Files & Cloud Storage Connector¶
Strake supports reading structured, semi-structured, and tabular files directly from local storage or cloud object buckets using the Apache OpenDAL abstraction engine.
1. Supported File Formats¶
- Apache Parquet (
source_type: parquet): Vectorized reading with predicate caching and row-group pruning. - CSV (
source_type: csv): Delimited files with tunable delimiters (delimiter) and header support (has_header). - JSON (
source_type: json): NDJSON/semi-structured parsing. - Apache Avro (
source_type: avro): Binary schema serialization. - Microsoft Excel (
source_type: excel): XLSX parser (Enterprise Edition only).

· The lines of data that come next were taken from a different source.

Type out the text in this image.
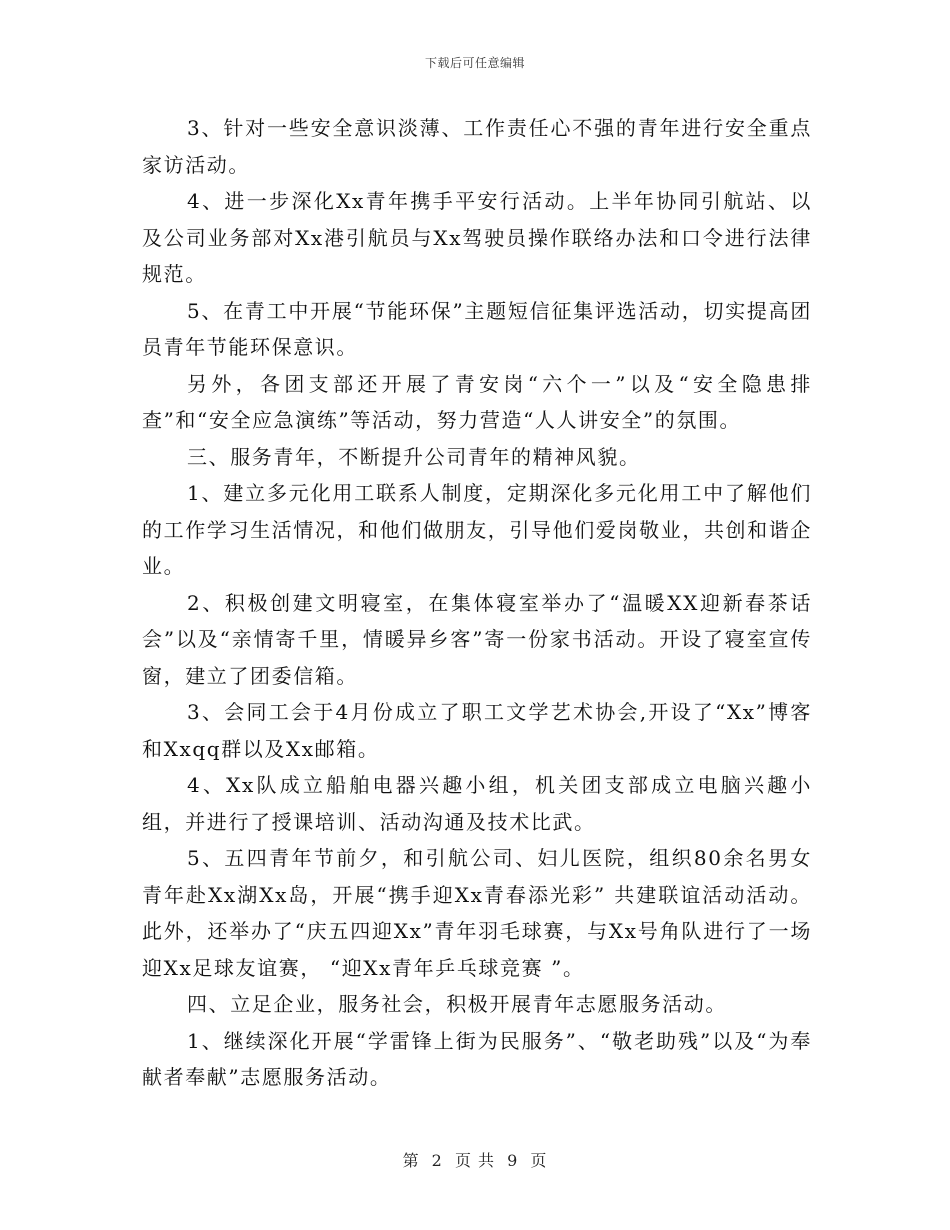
下载后可任意编辑

3、针对一些安全意识淡薄、工作责任心不强的青年进行安全重点家访活动。

4、进一步深化Xx青年携手平安行活动。上半年协同引航站、以及公司业务部对Xx港引航员与Xx驾驶员操作联络办法和口令进行法律规范。

5、在青工中开展“节能环保”主题短信征集评选活动，切实提高团员青年节能环保意识。

另外，各团支部还开展了青安岗“六个一”以及“安全隐患排查”和“安全应急演练”等活动，努力营造“人人讲安全”的氛围。

三、服务青年，不断提升公司青年的精神风貌。

1、建立多元化用工联系人制度，定期深化多元化用工中了解他们的工作学习生活情况，和他们做朋友，引导他们爱岗敬业，共创和谐企业。

2、积极创建文明寝室，在集体寝室举办了“温暖XX迎新春茶话会”以及“亲情寄千里，情暖异乡客”寄一份家书活动。开设了寝室宣传窗，建立了团委信箱。

3、会同工会于4月份成立了职工文学艺术协会,开设了“Xx”博客和Xxqq群以及Xx邮箱。

4、Xx队成立船舶电器兴趣小组，机关团支部成立电脑兴趣小组，并进行了授课培训、活动沟通及技术比武。

5、五四青年节前夕，和引航公司、妇儿医院，组织80余名男女青年赴Xx湖Xx岛，开展“携手迎Xx青春添光彩” 共建联谊活动活动。此外，还举办了“庆五四迎Xx”青年羽毛球赛，与Xx号角队进行了一场迎Xx足球友谊赛， “迎Xx青年乒乓球竞赛 ”。

四、立足企业，服务社会，积极开展青年志愿服务活动。

1、继续深化开展“学雷锋上街为民服务”、“敬老助残”以及“为奉献者奉献”志愿服务活动。

第 2 页 共 9 页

2. Cloud Storage Schemes & Credentials¶
OpenDAL parses standard URL schemes from the path argument and dynamically maps credential options in the config block:
AWS S3 (s3://)¶
Connects to Amazon S3 or S3-compatible endpoints (such as MinIO, Cloudflare R2, or Backblaze B2).
- Required parameters: aws_access_key_id, aws_secret_access_key, region.
- Optional parameter: endpoint (for non-AWS engines).
Google Cloud Storage (gs:// or gcs://)¶
Connects to Google Cloud GCS buckets.
- Required parameters: google_application_credentials (path to service account JSON), region.
Azure Blob Storage (az:// or azblob://)¶
Connects to Azure Container Storage.
- Required parameters: account_name, account_key.
SFTP (sftp://)¶
Connects to secure SFTP servers.
- Required parameters: user, password or key_path.
3. Configuration Snippet¶
Add the following block to your sources.yaml to register a Parquet source backed by AWS S3 with predicate caching enabled:
sources:
- name: telemetry_s3
type: file
source_type: parquet
predicate_cache: true
config:
path: "s3://my-company-analytics-bucket/logs/"
options:
aws_access_key_id: "AKIAIOSFODNN7EXAMPLE"
aws_secret_access_key: "wJalrXUtnFEMI/K7MDENG/bPxRfiCYEXAMPLEKEY"
region: "us-west-2"
tables:
- name: clickstream
schema: public
path: "s3://my-company-analytics-bucket/logs/clickstream.parquet"